Kepala Marga Miskeni, Yusak Miskeni, mengatakan bahwa pengusulan tersebut merupakan langkah penting untuk memastikan negara hadir dalam memberikan perlindungan terhadap masyarakat adat beserta hak-hak wilayahnya.
“Kami mengantarkan dokumen usulan pengakuan masyarakat hukum adat dan wilayah adat ini kepada pemerintah daerah sebagai wujud nyata negara melindungi masyarakat adat,” ujarnya.

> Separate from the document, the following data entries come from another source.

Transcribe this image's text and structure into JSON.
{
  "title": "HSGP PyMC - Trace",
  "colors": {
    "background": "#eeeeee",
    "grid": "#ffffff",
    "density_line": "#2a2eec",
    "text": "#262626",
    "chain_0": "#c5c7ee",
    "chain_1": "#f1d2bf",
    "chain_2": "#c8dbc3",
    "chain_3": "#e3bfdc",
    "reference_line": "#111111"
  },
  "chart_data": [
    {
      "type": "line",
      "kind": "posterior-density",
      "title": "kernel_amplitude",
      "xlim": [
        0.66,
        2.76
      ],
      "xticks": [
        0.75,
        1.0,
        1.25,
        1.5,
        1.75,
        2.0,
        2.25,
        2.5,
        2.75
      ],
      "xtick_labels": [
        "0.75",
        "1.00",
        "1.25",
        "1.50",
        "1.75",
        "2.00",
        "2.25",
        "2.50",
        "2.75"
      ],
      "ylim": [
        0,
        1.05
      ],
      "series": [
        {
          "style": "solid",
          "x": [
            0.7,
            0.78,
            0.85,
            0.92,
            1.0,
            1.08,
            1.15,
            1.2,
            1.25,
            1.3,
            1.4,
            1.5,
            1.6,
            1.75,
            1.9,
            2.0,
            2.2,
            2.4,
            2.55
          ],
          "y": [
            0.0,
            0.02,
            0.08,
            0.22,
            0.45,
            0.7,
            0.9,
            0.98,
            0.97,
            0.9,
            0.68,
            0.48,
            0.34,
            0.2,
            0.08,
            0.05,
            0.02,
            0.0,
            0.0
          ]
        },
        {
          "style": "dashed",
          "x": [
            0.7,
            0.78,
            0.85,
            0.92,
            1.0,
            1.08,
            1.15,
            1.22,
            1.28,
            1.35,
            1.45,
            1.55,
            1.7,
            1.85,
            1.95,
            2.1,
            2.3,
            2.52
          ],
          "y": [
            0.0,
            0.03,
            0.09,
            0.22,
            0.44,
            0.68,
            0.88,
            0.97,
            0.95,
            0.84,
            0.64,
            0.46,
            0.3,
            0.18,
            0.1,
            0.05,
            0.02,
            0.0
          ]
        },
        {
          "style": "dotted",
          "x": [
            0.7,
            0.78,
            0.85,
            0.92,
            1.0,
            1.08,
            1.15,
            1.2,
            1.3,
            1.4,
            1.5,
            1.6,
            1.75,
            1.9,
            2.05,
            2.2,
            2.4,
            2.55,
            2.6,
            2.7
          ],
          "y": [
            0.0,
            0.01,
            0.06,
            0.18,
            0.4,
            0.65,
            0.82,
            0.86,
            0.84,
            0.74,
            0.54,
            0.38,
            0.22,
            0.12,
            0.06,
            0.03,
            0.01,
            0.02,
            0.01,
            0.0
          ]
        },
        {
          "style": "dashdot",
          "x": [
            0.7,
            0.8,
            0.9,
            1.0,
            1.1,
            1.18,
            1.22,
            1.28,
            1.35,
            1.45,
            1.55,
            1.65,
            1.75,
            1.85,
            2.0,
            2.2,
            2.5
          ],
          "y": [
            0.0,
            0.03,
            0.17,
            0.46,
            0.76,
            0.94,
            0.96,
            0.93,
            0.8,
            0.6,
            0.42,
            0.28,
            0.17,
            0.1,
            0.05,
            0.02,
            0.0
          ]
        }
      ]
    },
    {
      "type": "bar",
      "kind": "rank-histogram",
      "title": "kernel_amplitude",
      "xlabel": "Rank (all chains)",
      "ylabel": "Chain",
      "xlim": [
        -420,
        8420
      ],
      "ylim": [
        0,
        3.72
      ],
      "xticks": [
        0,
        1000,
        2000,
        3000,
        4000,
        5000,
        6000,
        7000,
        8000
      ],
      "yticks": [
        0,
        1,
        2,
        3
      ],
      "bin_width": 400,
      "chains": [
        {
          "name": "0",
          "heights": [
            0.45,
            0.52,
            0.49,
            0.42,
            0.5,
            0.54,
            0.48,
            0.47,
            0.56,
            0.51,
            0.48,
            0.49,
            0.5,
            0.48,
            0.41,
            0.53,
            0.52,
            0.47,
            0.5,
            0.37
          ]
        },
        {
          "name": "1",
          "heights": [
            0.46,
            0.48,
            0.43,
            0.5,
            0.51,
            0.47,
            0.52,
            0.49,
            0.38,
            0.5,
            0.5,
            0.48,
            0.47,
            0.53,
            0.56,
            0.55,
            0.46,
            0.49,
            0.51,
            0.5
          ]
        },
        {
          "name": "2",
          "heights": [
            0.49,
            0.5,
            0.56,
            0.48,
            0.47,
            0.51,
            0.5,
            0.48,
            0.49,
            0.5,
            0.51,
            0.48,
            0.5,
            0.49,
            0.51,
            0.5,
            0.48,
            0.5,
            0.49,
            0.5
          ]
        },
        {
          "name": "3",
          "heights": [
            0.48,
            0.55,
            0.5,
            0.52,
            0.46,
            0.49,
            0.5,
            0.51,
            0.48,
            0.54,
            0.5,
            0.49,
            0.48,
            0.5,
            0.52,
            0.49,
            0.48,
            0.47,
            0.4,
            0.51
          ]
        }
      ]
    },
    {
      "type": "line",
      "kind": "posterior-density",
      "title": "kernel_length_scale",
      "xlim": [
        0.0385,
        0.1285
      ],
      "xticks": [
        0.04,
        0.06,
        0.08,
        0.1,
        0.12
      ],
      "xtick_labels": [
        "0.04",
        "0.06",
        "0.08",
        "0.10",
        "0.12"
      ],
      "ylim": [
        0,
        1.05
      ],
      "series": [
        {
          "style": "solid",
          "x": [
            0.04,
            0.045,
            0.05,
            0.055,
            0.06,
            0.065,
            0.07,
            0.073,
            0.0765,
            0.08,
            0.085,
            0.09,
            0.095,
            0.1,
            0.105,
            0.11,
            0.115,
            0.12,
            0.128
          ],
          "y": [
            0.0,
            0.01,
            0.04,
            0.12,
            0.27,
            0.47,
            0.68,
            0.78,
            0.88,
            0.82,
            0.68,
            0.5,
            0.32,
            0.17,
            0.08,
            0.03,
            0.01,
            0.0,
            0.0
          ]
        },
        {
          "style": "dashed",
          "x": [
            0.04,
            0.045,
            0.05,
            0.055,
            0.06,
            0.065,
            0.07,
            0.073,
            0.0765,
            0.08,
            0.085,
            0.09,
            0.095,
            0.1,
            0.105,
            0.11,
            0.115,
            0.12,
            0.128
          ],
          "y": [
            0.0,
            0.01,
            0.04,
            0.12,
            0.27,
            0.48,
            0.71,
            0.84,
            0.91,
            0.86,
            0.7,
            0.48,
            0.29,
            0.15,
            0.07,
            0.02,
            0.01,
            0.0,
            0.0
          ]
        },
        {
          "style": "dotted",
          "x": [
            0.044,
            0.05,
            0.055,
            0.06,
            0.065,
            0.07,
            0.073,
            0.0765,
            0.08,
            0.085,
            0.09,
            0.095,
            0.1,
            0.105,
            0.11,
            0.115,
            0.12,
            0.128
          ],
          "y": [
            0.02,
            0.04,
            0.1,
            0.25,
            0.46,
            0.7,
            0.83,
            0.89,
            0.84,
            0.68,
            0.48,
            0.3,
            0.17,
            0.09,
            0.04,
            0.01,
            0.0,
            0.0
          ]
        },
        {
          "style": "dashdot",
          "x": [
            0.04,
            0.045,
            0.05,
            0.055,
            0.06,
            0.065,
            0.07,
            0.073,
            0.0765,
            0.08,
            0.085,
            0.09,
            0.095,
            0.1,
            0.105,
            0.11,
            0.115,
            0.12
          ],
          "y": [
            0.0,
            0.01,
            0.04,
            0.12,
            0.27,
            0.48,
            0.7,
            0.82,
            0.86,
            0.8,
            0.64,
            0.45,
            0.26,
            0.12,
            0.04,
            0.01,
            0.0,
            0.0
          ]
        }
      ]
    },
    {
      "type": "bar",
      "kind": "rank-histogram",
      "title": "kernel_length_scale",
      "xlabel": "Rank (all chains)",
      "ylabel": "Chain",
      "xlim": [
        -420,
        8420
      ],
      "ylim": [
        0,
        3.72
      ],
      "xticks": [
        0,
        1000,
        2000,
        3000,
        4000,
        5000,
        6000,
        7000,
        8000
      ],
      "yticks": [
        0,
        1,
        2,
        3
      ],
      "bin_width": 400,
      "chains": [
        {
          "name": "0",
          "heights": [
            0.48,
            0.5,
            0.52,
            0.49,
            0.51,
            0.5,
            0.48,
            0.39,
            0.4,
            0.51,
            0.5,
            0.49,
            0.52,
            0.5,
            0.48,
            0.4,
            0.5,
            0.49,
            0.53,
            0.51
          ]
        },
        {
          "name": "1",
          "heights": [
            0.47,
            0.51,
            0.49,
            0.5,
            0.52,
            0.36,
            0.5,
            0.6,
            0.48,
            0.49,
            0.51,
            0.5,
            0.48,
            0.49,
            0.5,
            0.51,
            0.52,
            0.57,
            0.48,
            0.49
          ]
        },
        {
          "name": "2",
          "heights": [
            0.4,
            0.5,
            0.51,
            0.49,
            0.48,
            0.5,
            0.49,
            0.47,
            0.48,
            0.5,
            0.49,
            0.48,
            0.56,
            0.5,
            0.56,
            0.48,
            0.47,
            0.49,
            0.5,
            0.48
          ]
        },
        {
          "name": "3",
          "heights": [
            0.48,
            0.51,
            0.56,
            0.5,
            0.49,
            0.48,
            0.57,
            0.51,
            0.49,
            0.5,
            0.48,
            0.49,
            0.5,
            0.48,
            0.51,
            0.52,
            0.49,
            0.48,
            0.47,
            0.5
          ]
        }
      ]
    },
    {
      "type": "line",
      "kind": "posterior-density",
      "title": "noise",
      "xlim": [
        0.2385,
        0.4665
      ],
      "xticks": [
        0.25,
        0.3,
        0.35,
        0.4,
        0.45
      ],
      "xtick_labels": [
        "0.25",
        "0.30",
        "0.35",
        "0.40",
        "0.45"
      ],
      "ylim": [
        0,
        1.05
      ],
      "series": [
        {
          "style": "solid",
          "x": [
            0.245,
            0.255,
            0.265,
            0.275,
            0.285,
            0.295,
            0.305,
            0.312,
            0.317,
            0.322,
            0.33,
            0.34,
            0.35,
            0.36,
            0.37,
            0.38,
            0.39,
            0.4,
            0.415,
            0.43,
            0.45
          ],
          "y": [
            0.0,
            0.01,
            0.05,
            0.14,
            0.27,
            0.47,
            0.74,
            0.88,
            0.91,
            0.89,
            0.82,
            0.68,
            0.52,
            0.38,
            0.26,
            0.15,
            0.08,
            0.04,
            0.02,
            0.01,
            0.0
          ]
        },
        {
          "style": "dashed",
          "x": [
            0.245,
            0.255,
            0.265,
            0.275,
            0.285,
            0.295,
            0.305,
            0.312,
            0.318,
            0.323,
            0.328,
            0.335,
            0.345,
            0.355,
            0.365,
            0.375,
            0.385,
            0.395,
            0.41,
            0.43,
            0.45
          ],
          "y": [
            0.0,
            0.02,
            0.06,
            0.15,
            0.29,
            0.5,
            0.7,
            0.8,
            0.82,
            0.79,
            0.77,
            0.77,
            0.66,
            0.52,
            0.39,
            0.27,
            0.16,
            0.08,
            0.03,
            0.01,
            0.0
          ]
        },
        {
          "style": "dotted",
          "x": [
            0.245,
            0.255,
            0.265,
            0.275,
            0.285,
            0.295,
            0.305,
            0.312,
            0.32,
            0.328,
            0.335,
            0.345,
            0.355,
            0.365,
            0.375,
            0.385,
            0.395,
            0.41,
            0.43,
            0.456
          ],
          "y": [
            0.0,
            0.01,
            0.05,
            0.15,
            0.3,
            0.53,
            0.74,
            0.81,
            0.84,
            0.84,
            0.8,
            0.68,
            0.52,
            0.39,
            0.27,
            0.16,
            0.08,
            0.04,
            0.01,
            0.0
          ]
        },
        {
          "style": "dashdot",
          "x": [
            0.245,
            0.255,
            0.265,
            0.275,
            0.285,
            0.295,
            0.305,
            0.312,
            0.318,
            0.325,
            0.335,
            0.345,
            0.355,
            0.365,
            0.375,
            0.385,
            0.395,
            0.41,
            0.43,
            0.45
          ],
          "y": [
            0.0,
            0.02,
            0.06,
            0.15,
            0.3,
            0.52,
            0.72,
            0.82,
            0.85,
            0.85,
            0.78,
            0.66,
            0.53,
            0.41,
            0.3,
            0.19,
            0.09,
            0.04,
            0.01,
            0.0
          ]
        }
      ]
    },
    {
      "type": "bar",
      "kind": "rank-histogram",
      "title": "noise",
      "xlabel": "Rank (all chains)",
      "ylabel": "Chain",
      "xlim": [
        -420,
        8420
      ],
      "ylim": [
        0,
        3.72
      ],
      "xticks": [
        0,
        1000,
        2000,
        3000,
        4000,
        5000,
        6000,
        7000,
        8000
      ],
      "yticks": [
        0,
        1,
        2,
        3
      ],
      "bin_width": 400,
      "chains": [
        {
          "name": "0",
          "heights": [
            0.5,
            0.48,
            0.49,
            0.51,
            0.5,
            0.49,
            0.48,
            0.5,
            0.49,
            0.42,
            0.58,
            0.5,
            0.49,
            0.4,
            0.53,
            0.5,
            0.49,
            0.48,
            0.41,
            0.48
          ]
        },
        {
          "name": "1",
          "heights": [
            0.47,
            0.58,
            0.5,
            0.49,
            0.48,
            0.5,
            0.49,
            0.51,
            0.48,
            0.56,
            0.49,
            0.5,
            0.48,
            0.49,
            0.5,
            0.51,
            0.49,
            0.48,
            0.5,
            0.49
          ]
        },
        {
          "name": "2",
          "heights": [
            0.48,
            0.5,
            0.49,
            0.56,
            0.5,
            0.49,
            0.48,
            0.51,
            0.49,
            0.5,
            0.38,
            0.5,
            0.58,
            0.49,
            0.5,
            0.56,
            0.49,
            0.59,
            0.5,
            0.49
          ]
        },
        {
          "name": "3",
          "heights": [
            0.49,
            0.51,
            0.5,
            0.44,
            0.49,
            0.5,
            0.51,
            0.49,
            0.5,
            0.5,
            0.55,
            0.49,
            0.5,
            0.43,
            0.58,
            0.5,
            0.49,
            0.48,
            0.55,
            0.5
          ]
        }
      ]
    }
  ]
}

Ia juga menyampaikan apresiasi kepada Ekozona Papua yang telah mendampingi masyarakat adat dalam penyusunan peta wilayah adat marga Miskeni dan Mokiri.
Sementara itu, Direktur Ekozona Papua, Aloysius Entama, menjelaskan bahwa proses pendampingan dan pendokumentasian masyarakat hukum adat tersebut telah dilakukan sejak tahun 2024 hingga 2025.
Menurutnya, pemetaan wilayah adat sangat penting untuk mendukung perlindungan hak-hak masyarakat adat sekaligus membantu pemerintah daerah dalam perencanaan pembangunan ke depan.
“Kami berharap wilayah adat masyarakat hukum adat di Manokwari Selatan dapat terpetakan dengan baik sehingga dapat mendukung perencanaan pembangunan daerah,” katanya.
Di tempat yang sama, Sekretaris Daerah Kabupaten Manokwari Selatan, Adolof Kawey, mengatakan pihaknya menerima dokumen usulan tersebut dan akan menindaklanjuti sesuai mekanisme yang berlaku.
“Saya sebagai Sekda sekaligus Ketua Panitia MHA menerima usulan ini, dan selanjutnya dokumen akan dipelajari untuk proses verifikasi serta validasi lapangan,” jelasnya.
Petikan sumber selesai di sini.